Aria sat on the end of the bed and kicked her packed carry-on. It bulged from all the shopping. She had serious expenses to pay and nothing to pay them with, and not four hours ago she’d almost told the man responsible for that problem she loved him.
“Cleve Jones happened.”
He’d dropped from the sky like some dark wizard and entranced her. Older, sexier, more masterful than he’d been the first time he’d short-circuited her brain. Then she’d been on a mission to fuck with her father and he was the perfect candidate to aid in that. At first glance she’d decided she could use him and have fun doing it, only to discover he’d rather remain alive than play into her scheming. It’d taken two years to thaw his resolve, two years of what she recognized now as extreme foreplay. No wonder she’d never gotten over him.
No wonder he’d gotten one over her.
“Your Cleve Jones? The Cleve Jones your dad trained? The dude who goes by the Shadow? That Cleve Jones who you hate with the passion of a million gunshot wounds?”
She sighed as Pari laid it on as thick as possible. They’d known going into this who their most likely competitors would be, and Cleve was king of the list.
“Yep, that bastard.” It was surprising how close on a continuum love and hate were. From kiss to kill and round and round again until it all dissolved into a clutter of worthless emotion. That’s what she was now, an aching chaos of blame and guilt and fear.
“Are you okay, babe?” She would be. Eventually. She had no choice. “What did he do?”
“It’s what I did.” She rubbed her face. Tiny bits of hair were caught in her lashes and clung to her cheeks. “I fucked him and then he fucked me back by taking Celestia. It’s my fault. I knew better than to trust a thief.”
Pari shrieked with ou
trage. “He beat you? He tied you up? Babe.”

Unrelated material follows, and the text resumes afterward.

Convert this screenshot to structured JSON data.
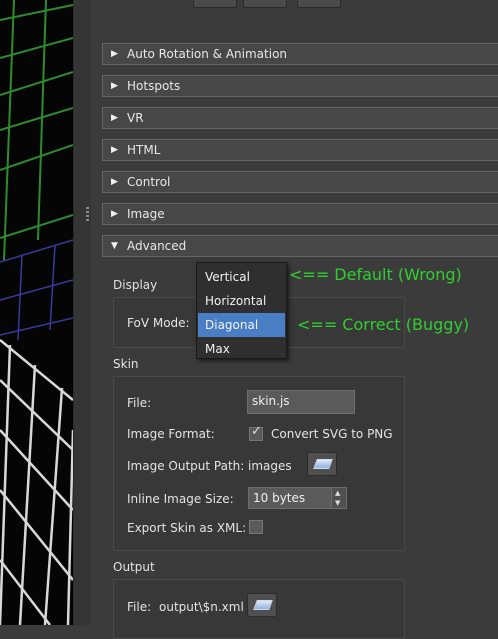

“No, no. He didn’t hurt me.” Not that you could tell from the outside. From inside it felt like she’d had a major organ extracted and been left to bleed out. “He waited till I fell asleep and he stole Celestia.” She’d been exhausted, incapable of staying awake and he had to have planned it that way, used sex to flatten her defenses, just as she’d planned to do to him. “He knows how to move like a fucking wraith. I didn’t hear a thing. I’m so angry I trusted him.”
“That mangy, scavenging fuck bag.”
“I’ll find a way to pay your cut and the supplier, I promise.” Somehow, because it wasn’t like Cleve was going to send her a money order in the mail. He’d had expenses too, a whole crew to pay, and all his talk about a partnership was part of his ruse. Being had like that stung so badly, worse than it otherwise might because she’d fallen for him all over again.
“Vegas?”
“I have another idea.” It was probably a dead end, but what if...
“Don’t do anything too stupid.”
“I think I’ve already got that covered.”
“I’ll see what I can come up with at my end. There must be some too skinny rich bitch I haven’t sold a couple of hundred thou in shoes to yet. Stay in touch.”
Aria’d need another cell to do that. She trashed this one—and the yakuza-designated cell, as well most of her stash of fake passports—and jumped a cab to the airport, where she boarded an Aer Lingus flight to Boston, travelling as Echo Serenata and using a fake credit card to fund the ticket. Eight hours later, she stood in front of the two-level, six-bedroom, seven-bathroom Cambridge Square colonial manse that had once been her home, and wondered if it truly still was.
It looked the same, white paint, neat front garden. She’d already learned that by Googling the Irving Street address. There’d been no sales listed, but that didn’t mean it hadn’t been shifted privately and some other family wasn’t living here. Still, she half expected her father to stomp out on the porch and shout at her for cluttering up the path and lowering the zip code value. Cleve had to be lying. But she had to know.